10+ Website Design Myths

Myths about Website Design
Website design has been a fairly mysterious process for a long time because web designers speak in their own language and keep industry secrets to themselves. But now that web design software has opened up the realm to every Tom, Dick, Jane and Harry out there, it's time to set the record straight. For years, the myths surrounding website design have permeated the internet, scaring business owners and everyday people alike to fork over hundreds of dollars for things that they could have been doing themselves.

The Truths That Will Shock You About Website Design

Here are some things that you've been lied to about from the website design community, whether on purpose or through accidental false information:

  • Only Trained Web Designers Can Design Professional Websites.

    As shown by the large number of website builder software, drag and drop builders and personally created websites, this is completely false. Now anyone can design their own website and have it be both professional and successful, even if you have no experience with websites at all.

    Though a professional web designer can do wonders at times, it may not always be required. A lot can be achieved from any professionally designed website theme available on digital marketplaces like ThemeForest .

  • A Responsive Website Is Must Have

    Responsive website design is the new buzzword in web world. Though most people will get benefit from creating responsive website, its not necessary that you need it. The response websites are required for wide variety of customer base. If you customers are not going to access the website on different types of mobile devices than you may not have urgency of doing it. Don't just follow the buzzwords. Do it if your website users really need it.
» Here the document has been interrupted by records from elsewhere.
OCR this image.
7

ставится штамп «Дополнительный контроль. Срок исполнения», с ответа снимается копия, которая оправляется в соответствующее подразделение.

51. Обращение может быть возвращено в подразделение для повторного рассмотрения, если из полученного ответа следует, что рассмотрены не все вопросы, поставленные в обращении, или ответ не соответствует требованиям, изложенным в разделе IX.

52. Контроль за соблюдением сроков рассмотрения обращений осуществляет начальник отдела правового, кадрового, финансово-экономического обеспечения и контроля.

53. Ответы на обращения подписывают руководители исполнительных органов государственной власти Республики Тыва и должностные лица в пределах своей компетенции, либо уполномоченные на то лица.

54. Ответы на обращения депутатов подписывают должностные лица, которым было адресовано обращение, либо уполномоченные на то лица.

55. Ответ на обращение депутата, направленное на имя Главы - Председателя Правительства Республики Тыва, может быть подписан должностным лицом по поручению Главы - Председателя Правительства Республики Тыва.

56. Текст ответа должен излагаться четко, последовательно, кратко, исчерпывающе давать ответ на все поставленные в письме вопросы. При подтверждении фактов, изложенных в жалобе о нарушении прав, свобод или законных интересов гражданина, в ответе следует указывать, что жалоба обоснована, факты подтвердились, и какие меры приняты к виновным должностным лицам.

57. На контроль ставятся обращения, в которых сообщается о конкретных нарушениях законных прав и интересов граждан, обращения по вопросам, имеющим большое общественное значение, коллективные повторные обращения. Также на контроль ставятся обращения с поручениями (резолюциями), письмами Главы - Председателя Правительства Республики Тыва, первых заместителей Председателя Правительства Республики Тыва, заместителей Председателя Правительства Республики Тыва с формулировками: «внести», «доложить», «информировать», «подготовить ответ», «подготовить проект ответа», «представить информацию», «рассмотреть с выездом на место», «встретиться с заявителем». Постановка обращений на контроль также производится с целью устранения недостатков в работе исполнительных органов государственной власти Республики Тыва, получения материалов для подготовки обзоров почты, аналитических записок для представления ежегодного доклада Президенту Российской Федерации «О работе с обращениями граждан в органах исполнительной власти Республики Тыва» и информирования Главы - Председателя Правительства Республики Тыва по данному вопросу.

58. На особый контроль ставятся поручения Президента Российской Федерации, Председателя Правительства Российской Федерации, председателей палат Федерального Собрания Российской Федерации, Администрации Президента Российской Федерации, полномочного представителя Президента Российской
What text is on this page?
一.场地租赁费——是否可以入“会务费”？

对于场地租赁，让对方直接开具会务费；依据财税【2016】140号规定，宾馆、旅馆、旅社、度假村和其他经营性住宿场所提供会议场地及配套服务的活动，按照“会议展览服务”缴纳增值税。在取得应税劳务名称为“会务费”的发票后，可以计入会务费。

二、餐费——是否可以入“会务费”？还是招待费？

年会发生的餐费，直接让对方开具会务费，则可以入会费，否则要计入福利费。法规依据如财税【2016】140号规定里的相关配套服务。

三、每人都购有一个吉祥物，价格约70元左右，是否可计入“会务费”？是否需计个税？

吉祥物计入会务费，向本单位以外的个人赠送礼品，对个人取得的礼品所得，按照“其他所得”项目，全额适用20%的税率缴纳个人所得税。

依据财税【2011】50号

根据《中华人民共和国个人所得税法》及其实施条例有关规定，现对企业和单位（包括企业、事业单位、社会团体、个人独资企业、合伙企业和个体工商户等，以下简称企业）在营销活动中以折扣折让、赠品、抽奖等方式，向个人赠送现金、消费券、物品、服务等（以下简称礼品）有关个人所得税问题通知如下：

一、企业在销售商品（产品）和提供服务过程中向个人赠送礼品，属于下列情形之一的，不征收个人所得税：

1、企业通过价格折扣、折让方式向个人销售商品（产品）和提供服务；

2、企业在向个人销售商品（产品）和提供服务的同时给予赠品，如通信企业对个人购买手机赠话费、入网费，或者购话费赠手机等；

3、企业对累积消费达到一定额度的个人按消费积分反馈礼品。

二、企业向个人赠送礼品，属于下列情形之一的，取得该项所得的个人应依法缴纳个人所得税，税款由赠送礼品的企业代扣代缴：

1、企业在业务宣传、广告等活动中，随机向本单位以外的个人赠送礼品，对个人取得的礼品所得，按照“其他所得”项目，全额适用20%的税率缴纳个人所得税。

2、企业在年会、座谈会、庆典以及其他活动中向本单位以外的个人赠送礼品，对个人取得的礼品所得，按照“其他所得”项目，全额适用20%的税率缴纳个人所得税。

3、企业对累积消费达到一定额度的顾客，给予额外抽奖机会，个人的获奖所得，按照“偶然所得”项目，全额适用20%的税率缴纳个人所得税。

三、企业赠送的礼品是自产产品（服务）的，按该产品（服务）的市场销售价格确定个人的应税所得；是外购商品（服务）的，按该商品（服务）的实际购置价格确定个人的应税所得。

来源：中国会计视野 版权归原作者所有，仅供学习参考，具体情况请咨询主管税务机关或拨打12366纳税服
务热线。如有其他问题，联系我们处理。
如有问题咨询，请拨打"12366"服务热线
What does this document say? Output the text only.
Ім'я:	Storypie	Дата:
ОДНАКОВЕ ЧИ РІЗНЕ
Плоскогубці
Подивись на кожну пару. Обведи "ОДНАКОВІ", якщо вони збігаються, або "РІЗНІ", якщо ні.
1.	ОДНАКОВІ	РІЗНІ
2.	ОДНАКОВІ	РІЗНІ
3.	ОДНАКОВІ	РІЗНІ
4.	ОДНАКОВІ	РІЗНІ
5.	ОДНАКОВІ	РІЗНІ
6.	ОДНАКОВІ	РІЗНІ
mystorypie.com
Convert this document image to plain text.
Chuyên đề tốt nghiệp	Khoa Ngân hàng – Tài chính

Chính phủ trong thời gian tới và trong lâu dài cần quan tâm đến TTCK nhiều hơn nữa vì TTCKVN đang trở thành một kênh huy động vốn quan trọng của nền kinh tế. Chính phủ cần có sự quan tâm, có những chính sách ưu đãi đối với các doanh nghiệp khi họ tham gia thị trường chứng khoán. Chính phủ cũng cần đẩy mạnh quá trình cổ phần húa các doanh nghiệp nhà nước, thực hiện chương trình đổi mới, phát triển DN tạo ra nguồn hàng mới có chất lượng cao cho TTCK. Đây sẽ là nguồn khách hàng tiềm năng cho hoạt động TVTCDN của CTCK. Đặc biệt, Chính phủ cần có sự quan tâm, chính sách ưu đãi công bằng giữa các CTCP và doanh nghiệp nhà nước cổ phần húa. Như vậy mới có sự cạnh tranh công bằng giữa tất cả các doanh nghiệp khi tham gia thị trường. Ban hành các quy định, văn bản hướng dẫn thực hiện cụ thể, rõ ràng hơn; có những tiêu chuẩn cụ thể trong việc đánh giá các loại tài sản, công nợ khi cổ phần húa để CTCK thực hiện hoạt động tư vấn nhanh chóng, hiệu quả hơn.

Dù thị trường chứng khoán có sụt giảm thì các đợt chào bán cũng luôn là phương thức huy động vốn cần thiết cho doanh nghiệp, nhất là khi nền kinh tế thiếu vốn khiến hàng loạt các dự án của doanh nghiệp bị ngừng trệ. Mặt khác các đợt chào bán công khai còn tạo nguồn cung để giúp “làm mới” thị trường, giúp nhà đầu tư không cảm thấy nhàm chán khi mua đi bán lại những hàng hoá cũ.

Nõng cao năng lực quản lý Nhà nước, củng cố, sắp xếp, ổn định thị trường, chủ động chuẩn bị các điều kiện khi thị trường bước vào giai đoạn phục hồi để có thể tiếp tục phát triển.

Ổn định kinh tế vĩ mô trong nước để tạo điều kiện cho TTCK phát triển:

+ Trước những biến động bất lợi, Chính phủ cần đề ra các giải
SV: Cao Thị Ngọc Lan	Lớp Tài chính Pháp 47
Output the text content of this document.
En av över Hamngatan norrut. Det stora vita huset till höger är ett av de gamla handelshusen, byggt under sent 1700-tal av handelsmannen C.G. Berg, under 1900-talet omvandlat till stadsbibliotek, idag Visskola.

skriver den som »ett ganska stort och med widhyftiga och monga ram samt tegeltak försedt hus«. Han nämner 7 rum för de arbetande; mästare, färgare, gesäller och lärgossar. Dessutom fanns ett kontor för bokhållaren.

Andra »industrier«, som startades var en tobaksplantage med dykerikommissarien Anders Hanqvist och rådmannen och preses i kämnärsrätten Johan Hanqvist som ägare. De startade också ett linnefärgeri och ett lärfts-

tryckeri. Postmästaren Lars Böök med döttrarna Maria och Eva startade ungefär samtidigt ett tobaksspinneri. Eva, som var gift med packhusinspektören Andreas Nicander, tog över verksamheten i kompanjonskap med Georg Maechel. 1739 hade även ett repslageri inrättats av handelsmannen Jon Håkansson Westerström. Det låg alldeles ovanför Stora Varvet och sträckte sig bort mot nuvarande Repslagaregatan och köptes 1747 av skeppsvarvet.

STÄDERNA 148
  • More Features Mean Better Websites

    A lot of people think that more involved is better, but the minimalist approach to site building has long been a standard in the industry. People want the information they need and not much more—the more things you have, the slower your website might be and that is a traffic killer.

  • Web Design Is Essential To A Killer Website

    When people think of web design, they likely think of a ground-up building project that aims to make the site unique from everything else out there on the web. The truth of the matter is that web design isn't as important as web functionality and the content on your page.

    While some might argue that functionality is a part of web design, when you have pre-optimized and functional pages from website builder software, this argument goes out the window.

  • Web Design Brings You Overnight Success

    Website design can only take you so far. There are many other aspects to the website that will contribute to your site's success and hardly any of them will create overnight riches. Website success is a sprint, not a marathon—web design is only the track shoes you wear while running.

  • The Bolder The Font, The Better

    People tend to think that to make something stand out, you need bold font. While bold font should be used to make reading easier and more quickly scannable (like with this list, you only read the facts you want which are relayed by the first, bolded sentence), making everything bold is just poor design.

  • Technology Beats Usability

    The user experience is everything with a website; technology is only an added nicety, not necessity. Make your website accessible and easy to use, and then add some technology and cool gadgets (as long as it doesn't slow down the site and wreck your functionality).

  • The More Moving Parts, The More Interesting The Design

    Bells and whistles belong on trains, not on sites. If you have the bandwidth for it, fine—but most don't. Your “interesting” site could come across as confusing and cluttered and most likely, viewers will leave the site rather than stick around to learn about it.

  • Innovation Is Everything In Web Design

    While it's important to be unique and interesting, it's even more important to remember that familiarity is a good thing on websites. You don't want your navigation bars hard to find or use—people like to get to a website and feel adequate in that they know what they need to do to navigate the site. In other words, they don't want to feel stupid and confused, they want to feel at home.

  • Don't Leave Any Empty Space

    Completely false. White space helps keep the eye focused on the content at hand and keeps the reader engaged. Use a lot of white space and your site will seem focused and uncluttered.

  • Your Logo Needs To Be The Biggest Thing On The Page

    So many websites overdo it with the logo, making it the main focus of the entire page. Sure, you want your logo to be prominent so that first-time visitors get to know it and return visitors recognize they are in the right place, but how many times do they really need to see it as the biggest thing on the page? Don't you think they'll just eventually stop looking at it? They will.